Now, via the Dial acquisition, 25% of our sales are in the U.S. We do believe that especially due to political change in Germany we will get better growth, but at the same time we are focusing on other growing regions.

Q: How much of a role does Dial play in building sales in developing regions?


The Dial acquisition is successful. We have a new CEO, the integration is going well. Dial especially addresses the value-for-money segment. We have recently introduced Dial products [such as bath soaps and laundry detergent] in China and Russia, and so far they are doing well.

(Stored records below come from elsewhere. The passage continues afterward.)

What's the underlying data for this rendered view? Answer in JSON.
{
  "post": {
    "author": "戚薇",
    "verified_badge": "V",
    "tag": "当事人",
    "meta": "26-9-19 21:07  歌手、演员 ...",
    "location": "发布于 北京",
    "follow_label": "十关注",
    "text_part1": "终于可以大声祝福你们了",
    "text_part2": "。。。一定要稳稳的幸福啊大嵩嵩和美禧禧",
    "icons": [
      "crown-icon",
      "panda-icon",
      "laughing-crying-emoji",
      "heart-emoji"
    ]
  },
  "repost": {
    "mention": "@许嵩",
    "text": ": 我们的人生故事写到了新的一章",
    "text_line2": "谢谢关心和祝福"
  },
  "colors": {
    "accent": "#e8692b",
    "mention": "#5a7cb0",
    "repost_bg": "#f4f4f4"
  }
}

Q: In Europe, the growth of private labels and hard discounters has hurt sales of brand-name goods. How are you dealing with that?


We have a strong focus on strong brands, and we know innovation based on customer insights is a success formula. We see a slowing growth rate in the private-label business, so we assume based on innovation we will at least be able to keep our market share.

The price difference [between store brands and Henkel brands, which include Persil detergents and Fa bath products in Europe] has to be reasonable, of course. We rely very much on a strong company brand as well. We have brought all products under the identity of Henkel brand. We're very unique in this sense. We started very early, and we really benefit from this.

Q: How optimistic are you that Germany will grow faster if, as expected, a center-right government takes over at the end of the year?


The German population is ready for reforms. I am quite optimistic.